Project admins and site admins can request an Individual jump host account, that allows them access to the Jenkins slave VM. All other users will only get a login and an API key that is tied down to their project. Users can setup jobs in the Jenkins interface but must ensure they lock the jobs down to their project slaves.
- Request a new job be added.
- Managing your jobs.
- Need a specific plugin to be installed.
- Checking worker machine status.
You can request your Individual jump host account by creating a ticket at https://bugs.centos.org (category: ci.centos.org), be sure to include:
- Your name
- Your SSH public key (which will be used to access the project account on the Jenkins slaves)
- The project you are working with
Your Individual jump host account gives you:
- SSH access to the project workspace (including all project credentials)
- SSH Access to provisioned worker nodes (through the project workspace)
Interface :: Duffy
/Duffy is our provisioning controller and management tool. It uses Ansible behind the hood to provision, manage and allocate machine resources in the test cluster. It presents a simple REST interface that can be called from the Jenkins VM and has an evolving set of API calls. Details of the API are listed on the /Duffy page.
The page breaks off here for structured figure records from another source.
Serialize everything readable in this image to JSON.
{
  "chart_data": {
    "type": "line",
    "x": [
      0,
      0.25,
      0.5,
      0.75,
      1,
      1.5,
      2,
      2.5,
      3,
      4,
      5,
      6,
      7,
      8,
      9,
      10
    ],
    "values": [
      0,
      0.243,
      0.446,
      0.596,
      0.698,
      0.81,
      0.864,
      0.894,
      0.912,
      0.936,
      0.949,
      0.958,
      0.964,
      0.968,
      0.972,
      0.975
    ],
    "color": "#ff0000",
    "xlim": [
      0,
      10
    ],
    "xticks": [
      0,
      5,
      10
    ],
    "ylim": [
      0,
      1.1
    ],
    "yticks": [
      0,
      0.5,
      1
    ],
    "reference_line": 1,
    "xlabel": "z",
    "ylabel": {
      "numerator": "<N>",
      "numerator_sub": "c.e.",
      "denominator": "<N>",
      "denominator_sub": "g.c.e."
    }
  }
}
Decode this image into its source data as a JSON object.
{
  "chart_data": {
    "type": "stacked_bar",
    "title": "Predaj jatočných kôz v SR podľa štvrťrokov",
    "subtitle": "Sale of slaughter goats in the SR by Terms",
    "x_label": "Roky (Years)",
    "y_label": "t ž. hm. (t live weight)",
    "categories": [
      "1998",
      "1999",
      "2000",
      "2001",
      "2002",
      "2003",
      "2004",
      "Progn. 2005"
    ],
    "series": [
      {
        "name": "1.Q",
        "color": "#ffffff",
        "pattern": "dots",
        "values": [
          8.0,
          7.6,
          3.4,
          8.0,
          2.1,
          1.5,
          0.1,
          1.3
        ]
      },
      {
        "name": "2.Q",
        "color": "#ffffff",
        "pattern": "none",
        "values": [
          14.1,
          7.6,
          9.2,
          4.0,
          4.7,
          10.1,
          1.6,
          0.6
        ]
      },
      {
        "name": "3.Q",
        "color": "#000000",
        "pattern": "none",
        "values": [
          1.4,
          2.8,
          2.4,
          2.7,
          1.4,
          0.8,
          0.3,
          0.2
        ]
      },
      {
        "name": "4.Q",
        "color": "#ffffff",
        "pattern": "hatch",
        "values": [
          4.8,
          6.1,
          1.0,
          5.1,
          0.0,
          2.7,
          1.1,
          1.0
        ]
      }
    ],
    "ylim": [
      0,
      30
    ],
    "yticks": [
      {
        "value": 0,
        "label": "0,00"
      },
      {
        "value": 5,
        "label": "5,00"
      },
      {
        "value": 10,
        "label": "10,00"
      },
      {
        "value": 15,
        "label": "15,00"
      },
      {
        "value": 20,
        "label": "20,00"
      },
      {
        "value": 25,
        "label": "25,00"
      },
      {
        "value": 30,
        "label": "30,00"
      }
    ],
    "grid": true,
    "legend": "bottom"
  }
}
- Logging into a worker node is possible. Machines that host a failed build will not be torn down, allowing developers to login and investigate. However, once this investigation is over, there is a manual process that needs to be run to re-provision the node.
- What is the longest machine lease I can get? It might be best to optimise the tests rather than optimise for machine time. However, if needed, we can provide persistent allocated machines dedicated to a role for 24/7 type operations if you can keep the nodes busy for 18 hours or more.